I don’t usually go out for soba since I make soba bibimguksu (비빔국수; spicy, cold noodles mixed with various vegetables, including kimchi) quite often at home. Sure, the noodles aren’t homemade, but it’s still pretty damn good. However, for lazy days when I just want to slurp with no fuss, I’ve become fond of Cocoron, the new soba joint run by the husband and wife team (Yoshihito Kida and Mika Ohie, respectively) who met working at Soba Totto. The buckwheat noodles are made in-house daily, but more than the noodles, I like Cocoron for the interesting toppings.
Servings are small at Cocoron, so I would recommend an appetizer to start. The Zaru Tofu or homemade silky tofu ($5) — a block of tofu, more creamy than silky, served with shredded seaweed, scallions, ginger, bonito flakes, and soy sauce on the side — is a fine one to pick. Don’t go crazy with the soy sauce though as it’ll overpower the delicate flavor of the tofu.
Speaking of bibimguksu, Cocoron’s Kimchee Soba ($10) is basically bibimguksu, but less spicy and sweet. If you find Korean bibimguksu a little too spicy and intense, you’ll like Cocoron’s rendition.
I prefer the Korean version, of course, but I do like the barely poached egg served on the side. Mixed into the noodles, the yolk adds creaminess and body. I’ll be stealing this idea for my bibimguksu meals at home.
On the side, the soba comes with tsuyu (dipping sauce), an egg, wasabi, and a small bowl of roasted sesame seeds with a pestle so you can pound the seeds to your desired level of fineness. A bowl of pre-crushed sesame seeds would suffice, but a pestle makes it more fun. If you don’t find grinding sesame seeds fun (party-pooper), just throw in the sesame seeds whole along with the egg, wasabi, and tsuyu.
The natto soba, however, is really tasty not so much because of the fun sesame seeds, but the nose-clearing wasabi that cuts the earthiness of the natto. But, be forewarned, this is coming from a person that really loves natto. If you’ve never had natto, you may find it funky and stinky, even though I personally find the natto at Cocoron mild. The gooey threads that latch onto your chopsticks from the viscous natto may also creep you out, but for me it’s just a minor annoyance. Eat quickly and the delicious problem will disappear.

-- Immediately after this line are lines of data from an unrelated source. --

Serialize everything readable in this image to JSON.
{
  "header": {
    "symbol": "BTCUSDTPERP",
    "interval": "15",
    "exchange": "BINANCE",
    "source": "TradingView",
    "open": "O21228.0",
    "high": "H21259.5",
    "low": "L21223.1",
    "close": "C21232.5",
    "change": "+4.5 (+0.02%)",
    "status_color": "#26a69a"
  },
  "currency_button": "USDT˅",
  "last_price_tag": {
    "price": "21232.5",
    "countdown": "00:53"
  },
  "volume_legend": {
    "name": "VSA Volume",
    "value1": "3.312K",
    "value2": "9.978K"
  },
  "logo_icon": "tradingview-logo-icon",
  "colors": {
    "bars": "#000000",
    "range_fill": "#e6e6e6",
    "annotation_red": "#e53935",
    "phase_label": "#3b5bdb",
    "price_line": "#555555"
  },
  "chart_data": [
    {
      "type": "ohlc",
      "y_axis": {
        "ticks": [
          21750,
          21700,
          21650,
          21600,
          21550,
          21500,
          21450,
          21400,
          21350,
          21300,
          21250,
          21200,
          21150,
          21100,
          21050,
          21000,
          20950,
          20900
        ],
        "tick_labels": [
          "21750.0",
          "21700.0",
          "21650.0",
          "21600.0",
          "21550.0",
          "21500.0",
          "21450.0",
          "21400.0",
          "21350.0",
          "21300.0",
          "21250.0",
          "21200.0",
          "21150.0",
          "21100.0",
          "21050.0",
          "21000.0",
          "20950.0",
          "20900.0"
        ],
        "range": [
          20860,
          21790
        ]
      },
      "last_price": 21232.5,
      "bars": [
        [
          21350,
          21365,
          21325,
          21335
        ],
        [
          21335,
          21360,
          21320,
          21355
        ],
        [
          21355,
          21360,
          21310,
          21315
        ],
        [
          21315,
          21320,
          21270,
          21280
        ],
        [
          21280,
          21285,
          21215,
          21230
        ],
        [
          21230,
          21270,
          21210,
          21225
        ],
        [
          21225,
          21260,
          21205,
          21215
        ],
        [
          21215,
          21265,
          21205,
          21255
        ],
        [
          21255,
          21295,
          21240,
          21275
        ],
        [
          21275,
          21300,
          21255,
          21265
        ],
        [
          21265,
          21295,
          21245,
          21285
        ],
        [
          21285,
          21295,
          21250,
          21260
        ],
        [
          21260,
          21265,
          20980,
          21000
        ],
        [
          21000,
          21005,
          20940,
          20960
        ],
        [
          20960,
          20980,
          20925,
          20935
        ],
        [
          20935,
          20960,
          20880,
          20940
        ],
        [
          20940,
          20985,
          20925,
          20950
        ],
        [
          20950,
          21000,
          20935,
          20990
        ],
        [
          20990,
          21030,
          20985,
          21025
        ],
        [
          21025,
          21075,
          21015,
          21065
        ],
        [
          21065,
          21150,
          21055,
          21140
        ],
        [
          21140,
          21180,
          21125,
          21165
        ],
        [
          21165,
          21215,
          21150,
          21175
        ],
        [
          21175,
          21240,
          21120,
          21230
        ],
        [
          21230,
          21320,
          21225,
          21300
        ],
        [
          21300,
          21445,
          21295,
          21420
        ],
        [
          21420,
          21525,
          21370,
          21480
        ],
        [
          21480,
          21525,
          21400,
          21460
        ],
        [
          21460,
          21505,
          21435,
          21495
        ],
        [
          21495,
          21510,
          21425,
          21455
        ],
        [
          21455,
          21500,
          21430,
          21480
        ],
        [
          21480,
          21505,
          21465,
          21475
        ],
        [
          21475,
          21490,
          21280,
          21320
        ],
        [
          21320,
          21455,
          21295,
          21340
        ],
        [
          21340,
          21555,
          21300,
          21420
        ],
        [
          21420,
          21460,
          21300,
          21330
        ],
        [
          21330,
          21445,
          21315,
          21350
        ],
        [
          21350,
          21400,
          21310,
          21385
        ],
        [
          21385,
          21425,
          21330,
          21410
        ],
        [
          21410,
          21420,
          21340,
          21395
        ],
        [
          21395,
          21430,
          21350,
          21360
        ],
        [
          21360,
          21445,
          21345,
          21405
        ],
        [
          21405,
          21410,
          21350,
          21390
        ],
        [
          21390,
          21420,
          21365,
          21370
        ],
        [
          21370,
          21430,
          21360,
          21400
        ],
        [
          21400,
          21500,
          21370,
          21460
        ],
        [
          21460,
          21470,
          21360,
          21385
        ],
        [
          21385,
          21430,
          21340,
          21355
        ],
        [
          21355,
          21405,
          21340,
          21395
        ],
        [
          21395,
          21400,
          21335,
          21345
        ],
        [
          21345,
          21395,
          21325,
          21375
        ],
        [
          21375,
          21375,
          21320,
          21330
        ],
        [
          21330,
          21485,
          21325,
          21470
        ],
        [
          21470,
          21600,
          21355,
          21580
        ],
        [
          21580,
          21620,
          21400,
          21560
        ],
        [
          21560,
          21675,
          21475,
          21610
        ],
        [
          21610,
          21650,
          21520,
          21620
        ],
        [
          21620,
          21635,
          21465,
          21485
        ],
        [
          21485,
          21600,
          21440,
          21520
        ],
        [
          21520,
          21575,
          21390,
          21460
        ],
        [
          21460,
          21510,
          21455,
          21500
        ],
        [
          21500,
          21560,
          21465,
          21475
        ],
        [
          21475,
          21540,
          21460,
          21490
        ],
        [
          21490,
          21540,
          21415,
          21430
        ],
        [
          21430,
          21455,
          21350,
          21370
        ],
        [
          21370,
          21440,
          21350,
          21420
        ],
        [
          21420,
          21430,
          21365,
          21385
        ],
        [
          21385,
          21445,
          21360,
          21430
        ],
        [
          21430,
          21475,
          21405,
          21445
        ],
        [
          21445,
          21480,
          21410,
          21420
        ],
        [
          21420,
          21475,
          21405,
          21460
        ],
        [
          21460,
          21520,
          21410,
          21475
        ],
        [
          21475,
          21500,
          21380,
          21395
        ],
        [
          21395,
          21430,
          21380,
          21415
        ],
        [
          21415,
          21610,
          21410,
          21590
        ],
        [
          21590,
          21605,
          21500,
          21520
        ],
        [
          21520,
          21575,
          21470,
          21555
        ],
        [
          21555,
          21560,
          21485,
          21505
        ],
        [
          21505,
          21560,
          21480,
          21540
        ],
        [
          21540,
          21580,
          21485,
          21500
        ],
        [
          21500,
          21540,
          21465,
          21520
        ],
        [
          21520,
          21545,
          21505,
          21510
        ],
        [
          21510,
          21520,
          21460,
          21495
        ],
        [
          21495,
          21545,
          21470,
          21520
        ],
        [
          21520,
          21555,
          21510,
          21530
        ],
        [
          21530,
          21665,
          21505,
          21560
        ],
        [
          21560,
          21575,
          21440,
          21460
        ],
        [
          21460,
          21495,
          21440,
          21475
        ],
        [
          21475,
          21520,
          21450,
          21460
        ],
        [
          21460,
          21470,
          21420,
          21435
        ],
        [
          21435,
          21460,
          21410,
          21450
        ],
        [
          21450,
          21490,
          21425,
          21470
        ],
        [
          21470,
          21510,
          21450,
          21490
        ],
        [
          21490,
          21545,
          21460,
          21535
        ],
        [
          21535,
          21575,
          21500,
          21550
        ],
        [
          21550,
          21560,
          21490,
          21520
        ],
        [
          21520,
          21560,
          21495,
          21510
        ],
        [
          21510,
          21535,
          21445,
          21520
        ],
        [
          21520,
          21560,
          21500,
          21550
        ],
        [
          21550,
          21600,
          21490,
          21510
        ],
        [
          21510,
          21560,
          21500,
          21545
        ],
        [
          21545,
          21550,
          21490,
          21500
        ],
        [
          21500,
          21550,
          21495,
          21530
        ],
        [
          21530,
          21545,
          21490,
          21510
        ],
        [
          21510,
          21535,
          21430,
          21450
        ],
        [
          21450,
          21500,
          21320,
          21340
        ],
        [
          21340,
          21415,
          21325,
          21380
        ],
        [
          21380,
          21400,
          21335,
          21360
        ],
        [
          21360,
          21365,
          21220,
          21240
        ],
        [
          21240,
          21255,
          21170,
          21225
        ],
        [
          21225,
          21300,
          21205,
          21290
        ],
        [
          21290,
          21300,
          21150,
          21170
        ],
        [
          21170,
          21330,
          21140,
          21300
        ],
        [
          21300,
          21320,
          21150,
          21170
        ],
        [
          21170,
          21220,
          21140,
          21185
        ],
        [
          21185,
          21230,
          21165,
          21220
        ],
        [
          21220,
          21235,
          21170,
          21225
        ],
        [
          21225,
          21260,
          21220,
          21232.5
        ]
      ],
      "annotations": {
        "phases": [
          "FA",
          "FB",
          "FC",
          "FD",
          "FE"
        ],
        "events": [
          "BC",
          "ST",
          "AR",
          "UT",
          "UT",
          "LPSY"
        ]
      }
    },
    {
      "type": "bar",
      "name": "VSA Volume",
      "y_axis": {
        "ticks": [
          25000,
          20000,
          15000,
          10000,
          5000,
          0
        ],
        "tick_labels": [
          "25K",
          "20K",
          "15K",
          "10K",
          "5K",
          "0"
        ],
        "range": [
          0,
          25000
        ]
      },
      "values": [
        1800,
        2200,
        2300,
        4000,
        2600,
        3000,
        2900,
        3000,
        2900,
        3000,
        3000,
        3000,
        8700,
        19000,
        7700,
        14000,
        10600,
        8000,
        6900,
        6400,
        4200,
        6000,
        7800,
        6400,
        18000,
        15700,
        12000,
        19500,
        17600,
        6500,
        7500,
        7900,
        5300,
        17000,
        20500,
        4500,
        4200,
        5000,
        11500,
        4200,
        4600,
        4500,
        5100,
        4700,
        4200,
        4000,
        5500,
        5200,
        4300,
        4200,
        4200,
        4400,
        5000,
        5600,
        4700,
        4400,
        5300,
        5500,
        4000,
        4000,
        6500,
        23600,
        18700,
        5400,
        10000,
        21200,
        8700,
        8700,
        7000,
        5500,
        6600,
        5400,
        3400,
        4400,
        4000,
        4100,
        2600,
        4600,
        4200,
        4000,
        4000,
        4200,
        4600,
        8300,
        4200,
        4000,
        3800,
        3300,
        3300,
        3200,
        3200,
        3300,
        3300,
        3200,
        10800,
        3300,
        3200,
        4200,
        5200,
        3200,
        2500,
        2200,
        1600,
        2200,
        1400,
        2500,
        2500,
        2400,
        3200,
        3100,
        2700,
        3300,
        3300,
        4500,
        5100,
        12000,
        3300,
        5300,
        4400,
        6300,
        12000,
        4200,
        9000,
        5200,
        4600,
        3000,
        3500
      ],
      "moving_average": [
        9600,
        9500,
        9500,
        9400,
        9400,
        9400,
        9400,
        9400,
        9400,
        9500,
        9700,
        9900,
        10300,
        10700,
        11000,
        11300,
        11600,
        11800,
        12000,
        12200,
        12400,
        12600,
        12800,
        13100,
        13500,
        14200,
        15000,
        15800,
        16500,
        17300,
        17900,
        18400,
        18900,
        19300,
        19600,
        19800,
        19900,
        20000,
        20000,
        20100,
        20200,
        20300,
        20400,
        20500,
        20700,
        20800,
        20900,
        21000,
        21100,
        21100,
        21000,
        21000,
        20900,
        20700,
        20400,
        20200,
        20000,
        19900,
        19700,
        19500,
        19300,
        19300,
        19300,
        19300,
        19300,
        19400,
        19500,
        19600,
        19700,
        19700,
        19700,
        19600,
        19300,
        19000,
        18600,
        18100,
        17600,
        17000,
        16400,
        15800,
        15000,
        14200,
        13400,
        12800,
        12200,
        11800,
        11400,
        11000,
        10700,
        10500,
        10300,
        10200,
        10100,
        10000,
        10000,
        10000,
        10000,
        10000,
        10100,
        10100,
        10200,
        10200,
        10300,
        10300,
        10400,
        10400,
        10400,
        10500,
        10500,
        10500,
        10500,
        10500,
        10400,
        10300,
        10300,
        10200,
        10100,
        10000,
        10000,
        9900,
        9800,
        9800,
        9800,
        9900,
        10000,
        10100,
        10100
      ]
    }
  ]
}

At Cocoron, like at other soba houses in New York, when you’re done, your server will come by with a pot of soba-yu, hot water in which the noodles were cooked. However, unlike other restaurants, the server at Cocoron will espouse the virtues of the starchy liquid. It seems soba-yu is rich with vitamin B. Whether you care about vitamins or not, pour it into your bowl, add some leftover tsuyu, and drink it. It’ll warm up your stomach after all the cold soba.
Besides cold soba, Cocoron also has warm soba and tsukemen (dipping-style) soba. I’ll be exploring that section of the menu in the coming months. The summer should bring many lazy days, my lazy days of soba.